Commerce Commission an 'outmoded dinosaur' - Seymour

ACT leader David Seymour has labelled the Commerce Commission an "outmoded dinosaur" following its decision to block the planned Fairfax-NZME merger.

The combined entity would have held 90 percent of New Zealand's print media market, but Mr Seymour says this virtual monopoly is preferable to the status quo.

"What you've got is a media reality that is quite different from the way the Commerce Commission sees it," he told The AM Show on Thursday.

"They don't know if the new entity would have survived, they don't know what will happen now - whether there will be de facto mergers with other entities or if some of their assets will be sold off to each other or private equity or whatever.

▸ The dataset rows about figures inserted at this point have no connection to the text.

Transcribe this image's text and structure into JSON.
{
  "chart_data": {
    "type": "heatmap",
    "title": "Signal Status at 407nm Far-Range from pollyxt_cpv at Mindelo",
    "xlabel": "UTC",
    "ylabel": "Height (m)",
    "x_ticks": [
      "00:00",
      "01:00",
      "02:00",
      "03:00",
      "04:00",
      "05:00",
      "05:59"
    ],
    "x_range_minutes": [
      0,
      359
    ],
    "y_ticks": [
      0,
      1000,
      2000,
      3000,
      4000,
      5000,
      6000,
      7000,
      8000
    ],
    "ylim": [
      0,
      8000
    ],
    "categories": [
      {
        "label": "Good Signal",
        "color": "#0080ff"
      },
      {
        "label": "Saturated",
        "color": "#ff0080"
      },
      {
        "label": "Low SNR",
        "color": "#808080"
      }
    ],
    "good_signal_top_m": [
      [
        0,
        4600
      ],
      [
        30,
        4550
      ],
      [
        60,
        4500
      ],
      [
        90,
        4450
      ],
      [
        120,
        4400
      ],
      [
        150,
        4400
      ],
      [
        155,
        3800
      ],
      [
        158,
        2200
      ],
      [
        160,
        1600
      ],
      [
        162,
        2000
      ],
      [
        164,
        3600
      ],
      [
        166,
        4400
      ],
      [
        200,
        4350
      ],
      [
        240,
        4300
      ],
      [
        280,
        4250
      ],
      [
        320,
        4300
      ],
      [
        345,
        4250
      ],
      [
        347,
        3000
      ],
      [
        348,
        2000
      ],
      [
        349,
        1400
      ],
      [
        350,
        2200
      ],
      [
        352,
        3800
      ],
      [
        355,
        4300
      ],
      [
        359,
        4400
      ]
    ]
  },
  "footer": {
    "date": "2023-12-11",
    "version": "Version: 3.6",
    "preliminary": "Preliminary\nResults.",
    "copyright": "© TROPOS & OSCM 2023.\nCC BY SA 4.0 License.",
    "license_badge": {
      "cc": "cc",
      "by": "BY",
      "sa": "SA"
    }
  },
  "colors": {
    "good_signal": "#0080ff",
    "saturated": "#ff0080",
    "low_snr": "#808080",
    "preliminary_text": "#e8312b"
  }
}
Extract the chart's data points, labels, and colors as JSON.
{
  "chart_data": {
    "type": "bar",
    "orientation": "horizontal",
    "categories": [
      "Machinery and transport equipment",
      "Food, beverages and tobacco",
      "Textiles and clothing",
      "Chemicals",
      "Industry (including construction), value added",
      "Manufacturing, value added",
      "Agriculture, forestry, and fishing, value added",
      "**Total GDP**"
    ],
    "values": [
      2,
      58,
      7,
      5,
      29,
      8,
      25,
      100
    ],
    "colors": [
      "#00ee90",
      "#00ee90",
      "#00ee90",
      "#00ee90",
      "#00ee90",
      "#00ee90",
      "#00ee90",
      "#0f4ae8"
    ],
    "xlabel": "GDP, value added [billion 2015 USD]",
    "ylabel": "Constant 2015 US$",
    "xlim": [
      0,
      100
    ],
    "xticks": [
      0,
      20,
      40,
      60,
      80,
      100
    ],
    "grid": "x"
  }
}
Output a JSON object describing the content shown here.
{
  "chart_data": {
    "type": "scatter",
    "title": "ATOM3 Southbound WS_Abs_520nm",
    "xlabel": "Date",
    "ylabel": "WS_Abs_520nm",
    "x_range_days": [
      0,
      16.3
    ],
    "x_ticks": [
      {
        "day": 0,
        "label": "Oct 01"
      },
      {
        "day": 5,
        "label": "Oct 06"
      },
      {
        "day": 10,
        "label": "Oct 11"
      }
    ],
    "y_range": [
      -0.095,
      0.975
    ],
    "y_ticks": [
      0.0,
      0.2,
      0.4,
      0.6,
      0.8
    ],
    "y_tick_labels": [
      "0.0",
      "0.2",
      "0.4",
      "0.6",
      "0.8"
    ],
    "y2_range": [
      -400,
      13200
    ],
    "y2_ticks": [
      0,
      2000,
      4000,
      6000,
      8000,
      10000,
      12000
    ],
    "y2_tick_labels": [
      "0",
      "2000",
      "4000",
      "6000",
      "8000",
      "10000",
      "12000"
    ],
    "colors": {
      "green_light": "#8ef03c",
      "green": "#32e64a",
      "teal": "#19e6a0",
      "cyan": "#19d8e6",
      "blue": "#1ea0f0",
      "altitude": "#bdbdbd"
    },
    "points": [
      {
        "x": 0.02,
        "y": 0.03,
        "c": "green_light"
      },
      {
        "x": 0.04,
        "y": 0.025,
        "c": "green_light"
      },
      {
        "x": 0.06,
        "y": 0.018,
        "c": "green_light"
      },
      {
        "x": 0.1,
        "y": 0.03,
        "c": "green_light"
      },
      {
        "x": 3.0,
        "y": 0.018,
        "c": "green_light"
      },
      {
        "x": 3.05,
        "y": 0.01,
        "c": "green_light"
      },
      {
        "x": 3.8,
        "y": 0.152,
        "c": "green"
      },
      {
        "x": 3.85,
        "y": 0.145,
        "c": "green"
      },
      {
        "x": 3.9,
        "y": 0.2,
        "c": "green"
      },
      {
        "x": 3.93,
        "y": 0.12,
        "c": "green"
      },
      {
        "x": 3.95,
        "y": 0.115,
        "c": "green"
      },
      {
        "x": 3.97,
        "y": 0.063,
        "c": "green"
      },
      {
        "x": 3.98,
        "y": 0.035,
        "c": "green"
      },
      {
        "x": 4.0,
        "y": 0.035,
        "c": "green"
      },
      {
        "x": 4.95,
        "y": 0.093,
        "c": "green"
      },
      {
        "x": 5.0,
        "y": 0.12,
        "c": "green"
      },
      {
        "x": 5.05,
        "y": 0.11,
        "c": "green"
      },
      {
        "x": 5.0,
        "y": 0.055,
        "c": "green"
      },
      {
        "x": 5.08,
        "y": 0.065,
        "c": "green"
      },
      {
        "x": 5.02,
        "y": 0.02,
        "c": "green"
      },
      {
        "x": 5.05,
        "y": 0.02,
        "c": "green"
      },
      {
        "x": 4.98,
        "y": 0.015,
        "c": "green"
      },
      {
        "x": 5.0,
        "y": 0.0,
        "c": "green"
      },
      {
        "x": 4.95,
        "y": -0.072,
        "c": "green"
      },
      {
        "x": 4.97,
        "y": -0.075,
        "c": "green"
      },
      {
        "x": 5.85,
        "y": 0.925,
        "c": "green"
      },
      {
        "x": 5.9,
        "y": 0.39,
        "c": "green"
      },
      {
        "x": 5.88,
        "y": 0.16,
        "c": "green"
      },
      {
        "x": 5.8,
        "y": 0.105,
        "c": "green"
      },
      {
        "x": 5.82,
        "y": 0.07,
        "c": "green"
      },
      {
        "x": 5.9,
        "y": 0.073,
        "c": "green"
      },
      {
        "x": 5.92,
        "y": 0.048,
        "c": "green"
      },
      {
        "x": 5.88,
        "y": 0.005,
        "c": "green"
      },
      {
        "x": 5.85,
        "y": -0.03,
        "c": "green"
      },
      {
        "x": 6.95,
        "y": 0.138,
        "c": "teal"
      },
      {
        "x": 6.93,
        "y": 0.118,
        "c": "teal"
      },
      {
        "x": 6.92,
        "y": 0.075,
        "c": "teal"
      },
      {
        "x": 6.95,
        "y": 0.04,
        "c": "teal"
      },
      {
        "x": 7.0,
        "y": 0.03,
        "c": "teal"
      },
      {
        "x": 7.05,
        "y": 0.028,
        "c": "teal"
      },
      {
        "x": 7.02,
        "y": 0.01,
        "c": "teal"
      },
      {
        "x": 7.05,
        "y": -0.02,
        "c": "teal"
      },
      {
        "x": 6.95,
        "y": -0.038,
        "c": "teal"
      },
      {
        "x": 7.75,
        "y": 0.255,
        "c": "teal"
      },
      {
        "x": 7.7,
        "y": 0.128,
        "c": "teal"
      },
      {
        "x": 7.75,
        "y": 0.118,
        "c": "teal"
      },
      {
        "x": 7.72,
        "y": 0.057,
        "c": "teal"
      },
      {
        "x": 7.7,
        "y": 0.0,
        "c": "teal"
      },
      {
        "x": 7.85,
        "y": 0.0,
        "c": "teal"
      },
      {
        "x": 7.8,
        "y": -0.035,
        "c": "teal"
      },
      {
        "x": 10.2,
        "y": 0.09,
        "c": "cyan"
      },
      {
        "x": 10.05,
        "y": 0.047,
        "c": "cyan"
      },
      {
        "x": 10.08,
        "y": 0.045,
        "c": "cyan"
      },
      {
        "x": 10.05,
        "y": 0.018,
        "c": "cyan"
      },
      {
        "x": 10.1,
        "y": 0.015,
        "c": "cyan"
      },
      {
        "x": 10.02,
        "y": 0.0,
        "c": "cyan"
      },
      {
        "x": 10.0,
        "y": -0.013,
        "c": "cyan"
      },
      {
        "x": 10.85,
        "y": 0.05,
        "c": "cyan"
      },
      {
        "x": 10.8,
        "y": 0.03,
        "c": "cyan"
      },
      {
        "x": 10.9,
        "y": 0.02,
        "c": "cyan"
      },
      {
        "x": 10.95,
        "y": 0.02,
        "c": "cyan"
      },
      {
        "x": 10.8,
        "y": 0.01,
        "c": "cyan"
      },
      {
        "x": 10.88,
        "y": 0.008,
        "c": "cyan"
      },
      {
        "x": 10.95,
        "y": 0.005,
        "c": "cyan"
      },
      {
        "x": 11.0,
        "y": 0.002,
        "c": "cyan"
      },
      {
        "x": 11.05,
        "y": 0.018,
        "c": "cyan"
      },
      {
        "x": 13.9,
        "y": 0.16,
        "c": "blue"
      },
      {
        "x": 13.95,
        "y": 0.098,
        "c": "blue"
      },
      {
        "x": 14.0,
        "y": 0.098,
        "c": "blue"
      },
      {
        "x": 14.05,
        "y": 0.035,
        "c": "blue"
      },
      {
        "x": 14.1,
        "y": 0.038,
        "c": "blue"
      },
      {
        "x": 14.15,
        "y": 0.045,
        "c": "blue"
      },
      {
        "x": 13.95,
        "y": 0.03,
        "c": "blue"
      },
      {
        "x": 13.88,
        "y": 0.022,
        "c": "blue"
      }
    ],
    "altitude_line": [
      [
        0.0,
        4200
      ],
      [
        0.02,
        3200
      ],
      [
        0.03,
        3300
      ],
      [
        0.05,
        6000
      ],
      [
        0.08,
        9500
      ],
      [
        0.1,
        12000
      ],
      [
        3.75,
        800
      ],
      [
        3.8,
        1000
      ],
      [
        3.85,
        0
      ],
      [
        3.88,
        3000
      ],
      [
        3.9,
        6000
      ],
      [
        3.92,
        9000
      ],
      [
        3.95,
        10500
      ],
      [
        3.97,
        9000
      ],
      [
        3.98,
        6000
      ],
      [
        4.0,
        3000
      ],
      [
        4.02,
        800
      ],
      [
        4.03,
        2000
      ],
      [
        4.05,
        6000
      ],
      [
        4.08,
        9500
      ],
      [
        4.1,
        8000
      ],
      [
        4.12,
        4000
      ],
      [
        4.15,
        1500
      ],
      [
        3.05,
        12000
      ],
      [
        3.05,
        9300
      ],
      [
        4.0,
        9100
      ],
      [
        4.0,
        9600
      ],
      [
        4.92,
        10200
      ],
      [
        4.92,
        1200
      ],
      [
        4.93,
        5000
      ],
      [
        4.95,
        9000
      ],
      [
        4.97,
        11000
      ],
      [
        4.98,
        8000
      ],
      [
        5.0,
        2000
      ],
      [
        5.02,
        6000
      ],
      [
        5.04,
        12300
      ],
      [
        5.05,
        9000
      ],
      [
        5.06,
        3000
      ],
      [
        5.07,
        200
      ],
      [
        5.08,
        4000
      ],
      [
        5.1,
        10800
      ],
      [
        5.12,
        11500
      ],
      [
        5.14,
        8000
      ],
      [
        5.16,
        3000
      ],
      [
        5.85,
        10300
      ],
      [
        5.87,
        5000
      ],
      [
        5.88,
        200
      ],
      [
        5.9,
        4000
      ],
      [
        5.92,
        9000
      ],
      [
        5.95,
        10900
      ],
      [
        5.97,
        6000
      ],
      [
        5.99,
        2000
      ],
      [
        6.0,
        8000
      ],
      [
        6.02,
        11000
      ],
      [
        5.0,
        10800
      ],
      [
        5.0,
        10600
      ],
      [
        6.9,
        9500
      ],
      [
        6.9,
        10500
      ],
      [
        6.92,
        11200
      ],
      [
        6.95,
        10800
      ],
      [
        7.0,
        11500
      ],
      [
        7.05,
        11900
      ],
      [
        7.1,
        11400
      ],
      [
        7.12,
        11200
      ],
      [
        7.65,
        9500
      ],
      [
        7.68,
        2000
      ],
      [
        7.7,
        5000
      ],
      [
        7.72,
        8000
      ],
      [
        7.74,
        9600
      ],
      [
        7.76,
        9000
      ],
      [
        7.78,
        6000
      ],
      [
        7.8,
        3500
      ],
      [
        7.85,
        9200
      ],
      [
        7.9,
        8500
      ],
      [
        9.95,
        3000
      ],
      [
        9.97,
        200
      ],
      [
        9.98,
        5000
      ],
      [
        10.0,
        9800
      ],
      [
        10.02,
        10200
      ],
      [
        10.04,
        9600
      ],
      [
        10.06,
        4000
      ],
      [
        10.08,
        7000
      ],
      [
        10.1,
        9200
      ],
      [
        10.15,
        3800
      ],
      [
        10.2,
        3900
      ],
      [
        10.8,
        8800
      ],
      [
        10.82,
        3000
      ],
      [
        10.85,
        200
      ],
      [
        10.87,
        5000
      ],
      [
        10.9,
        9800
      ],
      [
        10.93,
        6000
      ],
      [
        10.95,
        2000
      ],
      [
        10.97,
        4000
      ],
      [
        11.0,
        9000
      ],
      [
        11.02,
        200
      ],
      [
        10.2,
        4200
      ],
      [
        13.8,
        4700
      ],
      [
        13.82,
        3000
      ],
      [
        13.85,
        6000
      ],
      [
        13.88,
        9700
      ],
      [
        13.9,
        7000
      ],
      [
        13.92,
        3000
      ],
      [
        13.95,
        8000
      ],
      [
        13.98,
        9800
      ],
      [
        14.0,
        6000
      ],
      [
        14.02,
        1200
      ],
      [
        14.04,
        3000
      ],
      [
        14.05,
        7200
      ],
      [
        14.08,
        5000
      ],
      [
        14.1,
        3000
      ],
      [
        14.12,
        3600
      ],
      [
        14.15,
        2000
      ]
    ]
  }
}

But what they've basically done is delay the change for almost two years, and as a result they've done massive damage to New Zealand journalism."

ACT prides itself on backing competition and free markets, but Mr Seymour says there's plenty of competition in the New Zealand media already.

"You're still going to have four different newsrooms - you've got Newshub, you've got TVNZ, you've got Radio NZ and you'd have the new entity. Four national newsrooms in a country the size of basically a large city - that would have been more than adequate competition."

Without the merger, he says small regional papers are likely to be the first to go.

Both NZME chief executive Michael Boggs and Fairfax managing director Andrew Boyle said they were disappointed with the decision, with Mr Boyle saying it showed the Commerce Commission has a "lack of understanding" about the effect the internet has had on the news industry.

Much of the advertising money that used to go to newspapers and websites is now being spent on Google and Facebook.

"The pace at which our global competitors are dominating advertising spend and changing the rules for others is not slowing. New ways forward are essential," said Mr Boyle.

Mr Seymour said the Commerce Commission was a "great idea at the time", but since then "the internet's happened", pitting small New Zealand companies against global giants.